Obama met top European leaders for an E.U.-U.S. summit here, shortly after German Chancellor Angela Merkel offered a heart-felt appeal for a climate protocol in a rare address to a joint session of the U.S. Congress.

“All of us agreed that it is imperative for us to redouble our efforts in the weeks between now and the Copenhagen meeting to assure that we create a framework for progress in dealing with [a] potential ecological disaster,” Obama said after talks with European Commission head Jose Manuel Barroso, E.U. foreign policy chief Javier Solana, and Prime Minister Fredrik Reinfeldt of Sweden, who holds the E.U. presidency.

Merkel in her appeal compared the battle against climate change to the struggle to bring down the Berlin Wall two decades ago this week. She also backed Western calls for emerging nations to do more. “I’m convinced that once we in Europe and America show ourselves ready to adopt binding agreements, we will also be able to persuade China and India to join in,” she said.

But even as she and Obama — praised by Barroso for having “changed the climate on climate negotiations” — stressed the need for a more concerted effort to solidify a framework agreement at Copenhagen, U.S. Republican lawmakers shunned a meeting on an Obama-backed bill to set the first U.S. requirements on curbing carbon emissions blamed for global warming.

Asked what impact Merkel’s speech might have on the U.S. debate, Sen. James Inhofe (Okla.), the top Republican on the committee looking at the climate legislation, said: “None whatsoever.”

Democrat Ben Nelson (Neb.) was similarly blunt, answering the same question with a simple “no.”

Earlier Tuesday, Barroso said he was “worried by the lack of progress in negotiations” ahead of the Dec. 7-18 climate meeting, and acknowledged a binding pact would not be ready by then. The summit in the Danish capital has been set up to seal a treaty to succeed the landmark Kyoto Protocol, whose obligations to cut carbon emissions expire in 2012.

“Of course we are not going to have a full-fledged binding treaty, Kyoto-type, by Copenhagen,” Barroso told reporters. “This is obvious. There is no time for that.”

Barroso said a meeting next year in Mexico could finalize a treaty, but said Copenhagen needed to come up with the framework of the deal, and that the world’s largest economy in particular should take a lead role.

“What we are asking is the United States to show leadership in this, such an important issue,” Barroso said.

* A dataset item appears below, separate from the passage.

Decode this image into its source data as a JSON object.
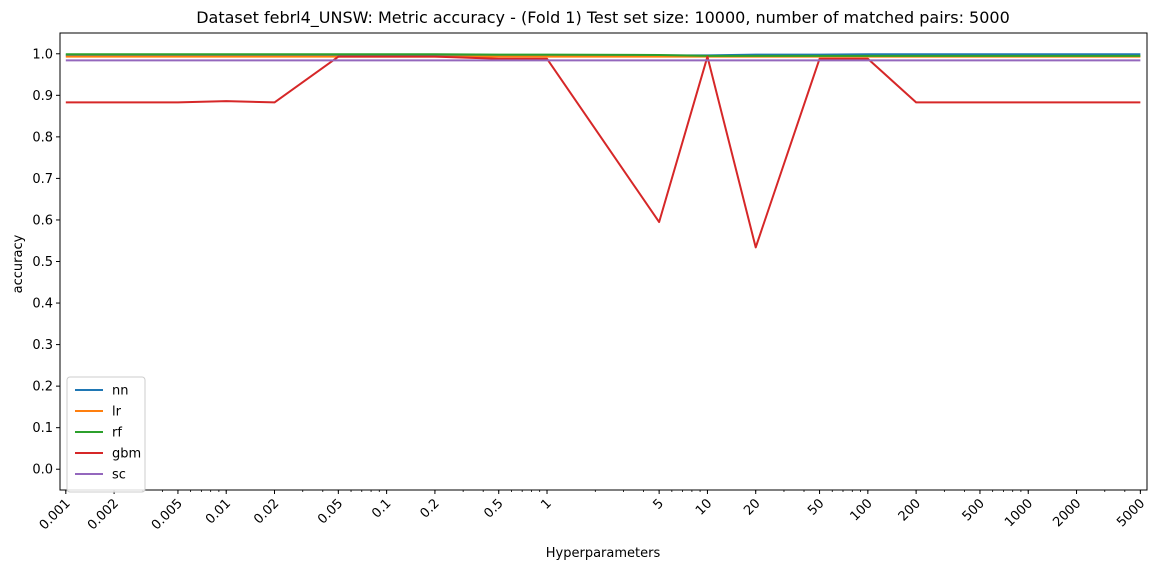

He warned against a protracted process of negotiations akin to the stalled Doha round of global trade liberalization talks. “I think it is important not to give up before, because if we start  … now to speak about Plan B in Copenhagen we’ll probably end in Plan F for failure. Let’s not do to Copenhagen what has been happening with trade in Doha, where systematically every year we are postponing.”

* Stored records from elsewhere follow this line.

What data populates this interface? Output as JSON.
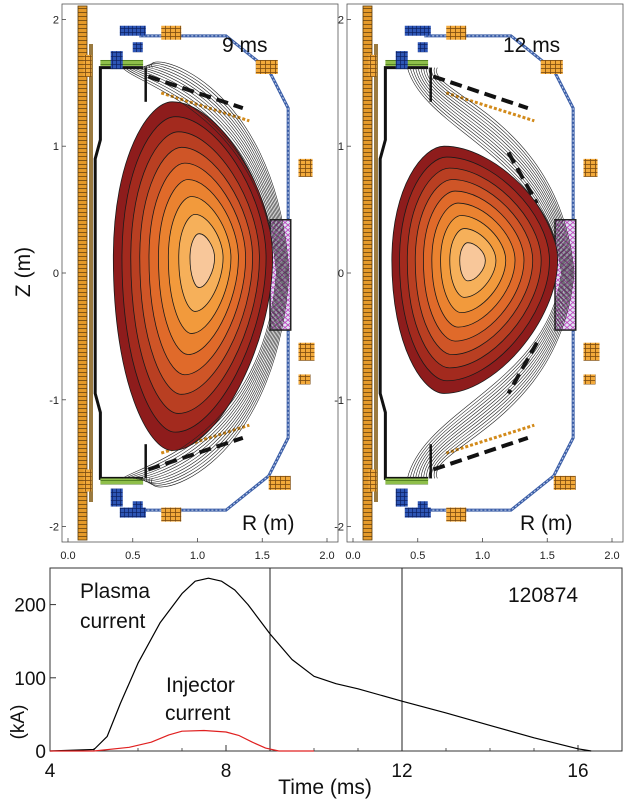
{
  "chart_data": [
    {
      "type": "heatmap",
      "panel": "left",
      "time_label": "9 ms",
      "ylabel": "Z (m)",
      "xlabel": "R (m)",
      "x_ticks": [
        "0.0",
        "0.5",
        "1.0",
        "1.5",
        "2.0"
      ],
      "y_ticks": [
        "2",
        "1",
        "0",
        "-1",
        "-2"
      ],
      "xlim": [
        0.0,
        2.0
      ],
      "ylim": [
        -2.05,
        2.05
      ],
      "magnetic_axis": {
        "R": 1.05,
        "Z": 0.12
      },
      "plasma_boundary": {
        "R_inner": 0.35,
        "R_outer": 1.58,
        "Z_top": 1.35,
        "Z_bottom": -1.4
      },
      "flux_levels": 9
    },
    {
      "type": "heatmap",
      "panel": "right",
      "time_label": "12 ms",
      "xlabel": "R (m)",
      "x_ticks": [
        "0.0",
        "0.5",
        "1.0",
        "1.5",
        "2.0"
      ],
      "y_ticks": [
        "2",
        "1",
        "0",
        "-1",
        "-2"
      ],
      "xlim": [
        0.0,
        2.0
      ],
      "ylim": [
        -2.05,
        2.05
      ],
      "magnetic_axis": {
        "R": 0.92,
        "Z": 0.1
      },
      "plasma_boundary": {
        "R_inner": 0.3,
        "R_outer": 1.58,
        "Z_top": 1.0,
        "Z_bottom": -0.95
      },
      "flux_levels": 9
    },
    {
      "type": "line",
      "panel": "bottom",
      "xlabel": "Time (ms)",
      "ylabel": "(kA)",
      "annotation": "120874",
      "xlim": [
        4,
        17
      ],
      "ylim": [
        0,
        250
      ],
      "x_ticks": [
        "4",
        "8",
        "12",
        "16"
      ],
      "y_ticks": [
        "0",
        "100",
        "200"
      ],
      "vlines": [
        9,
        12
      ],
      "series": [
        {
          "name_line1": "Plasma",
          "name_line2": "current",
          "color": "#000000",
          "x": [
            4.0,
            5.0,
            5.3,
            5.6,
            6.0,
            6.5,
            7.0,
            7.3,
            7.6,
            7.9,
            8.2,
            8.5,
            9.0,
            9.5,
            10.0,
            10.5,
            11.0,
            12.0,
            13.0,
            14.0,
            15.0,
            16.0,
            16.3
          ],
          "y": [
            0,
            2,
            20,
            65,
            120,
            175,
            215,
            232,
            236,
            232,
            220,
            200,
            160,
            125,
            102,
            92,
            85,
            68,
            52,
            35,
            18,
            3,
            0
          ]
        },
        {
          "name_line1": "Injector",
          "name_line2": "current",
          "color": "#e02020",
          "x": [
            4.0,
            5.0,
            5.8,
            6.3,
            6.7,
            7.0,
            7.5,
            8.0,
            8.3,
            8.6,
            8.9,
            9.2,
            10.0
          ],
          "y": [
            0,
            0,
            5,
            12,
            22,
            27,
            28,
            26,
            21,
            12,
            4,
            0,
            0
          ]
        }
      ]
    }
  ]
}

Sweden’s Reinfeldt said the United States should at least agree on targets for cutting emissions and on financing for developing nations. “I said that we need to have a clear commitment on targets and on financing coming from the United States,” Reinfeldt told AFP after talks with key senators. “We can understand if it’s not possible to have everything in place exactly now. But we want a full agreement in Copenhagen and we are able to work through details in the months that come after Copenhagen.”

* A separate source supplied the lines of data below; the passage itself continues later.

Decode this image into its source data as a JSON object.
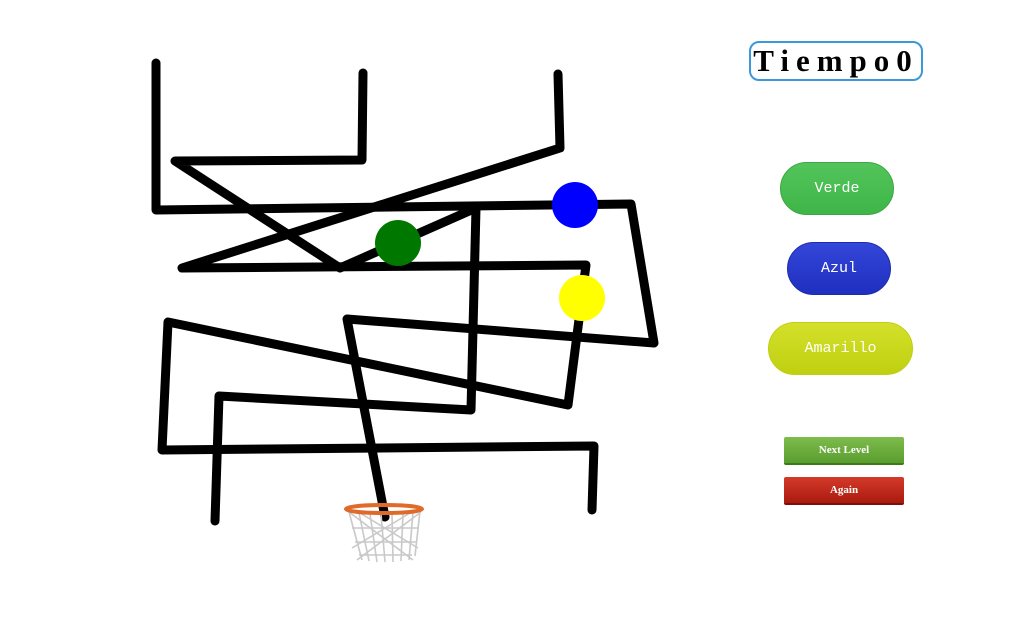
{
  "hud": {
    "timer_label": "Tiempo",
    "timer_value": "0"
  },
  "controls": {
    "green_label": "Verde",
    "blue_label": "Azul",
    "yellow_label": "Amarillo",
    "next_level_label": "Next Level",
    "again_label": "Again"
  },
  "game": {
    "balls": [
      {
        "name": "green-ball",
        "color": "#007800"
      },
      {
        "name": "blue-ball",
        "color": "#0000ff"
      },
      {
        "name": "yellow-ball",
        "color": "#ffff00"
      }
    ],
    "track_color": "#000000",
    "hoop_rim_color": "#e06a2a"
  }
}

He spoke as pre-summit negotiations were underway in Barcelona, Spain, where divisions again ran deep between key developed nations and emerging economies.

An E.U. summit last week agreed that developing nations will need 100 billion euros ($146 billion) per year by 2020 to tackle climate change, but failed to nail down how much it would give.

The U.S. role in Copenhagen is overshadowed by the debate in Congress. The House of Representatives in June narrowly passed a plan to curb carbon emissions, but the bill — already criticized by other developed nations as not ambitious enough — is bogged down in the Senate.

Some Republicans, like former president Bush, argue that action on climate change would be too costly to the economy and demand further commitments by emerging nations.